Figure 7. In vivo experiments with xenograft AML mouse models demonstrate that leukemic cells are dependent on SSP in fructose-rich conditions.

Figure 7.

(A) Glucose and fructose concentration in bone marrow of xenograft leukemia mice and healthy mice measured at 30 min. after IP injection of fructose (4 g/kg).

(B) Schematic of the in vivo experiment with infusion of [U-13C6] glucose or fructose. NSG mice transplanted with MOLM13 cells were grouped into three different experimental conditions; one group for glucose infusion, another for fructose infusion, and the other for fructose infusion with PHGDH inhibitor (NCT-503) treatment. GLC, glucose; FRC, fructose; PHGDHi, PHGDH inhibitor. 5 hours after injection, all the mice were sacrificed and human leukemic cells were isolated from mouse bone marrow based on hCD45 marker.

(C) Enrichment of glycine (m+2) in the cells collected in the experiment (B). n = 9 for the [U-13C6] glucose infusion group, n = 8 for the [U-13C6] fructose infusion group, n = 10 for the [U-13C6] fructose infusion with PHGDH inhibitor treatment group.

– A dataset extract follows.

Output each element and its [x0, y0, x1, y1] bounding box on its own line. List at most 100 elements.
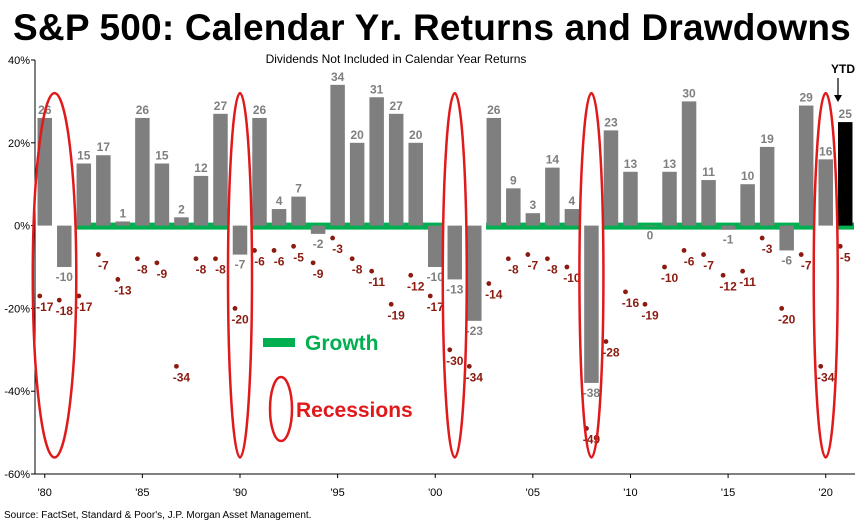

(D) Schematic of the in vivo experiment with doxycycline-inducible PHGDH knockdown. NSG mice transplanted with MOLM13 cells with sh-Ctrl or sh2-PHGDH (Figure 5B) were grouped into three different experimental conditions; one group for serial IP injection of glucose (4 g/kg), another for fructose (4 g/kg), and the other for PBS three times a week. After four weeks of injection, all the mice were sacrificed and the engraftment of human leukemic cells was analyzed based on hCD45 marker.

(E) Engraftment level of hCD45+ cells in bone marrow from the mice in the experiment (D).

(F) Schematic of the in vivo experiment with a patient-derived AML mouse model (cells from Patient 5 in Figure 3I and Table S1). One group was for fructose (4 g/kg) along with vehicle treatment, and the other group was for fructose along with NCT-503 (40 mg/kg) treatment. After 6 weeks of daily injection, all the mice were sacrificed and the engraftment of human leukemic cells was analyzed based on hCD45 marker.

(G) Engraftment level of hCD45+ cells in bone marrow from the mice in the experiment (F). Statistical analyses were conducted with unpaired two-tailed t-test: *P < 0.05, **P < 0.01, ***P < 0.001, ****P < 0.0001. GLC, glucose; FRC, fructose.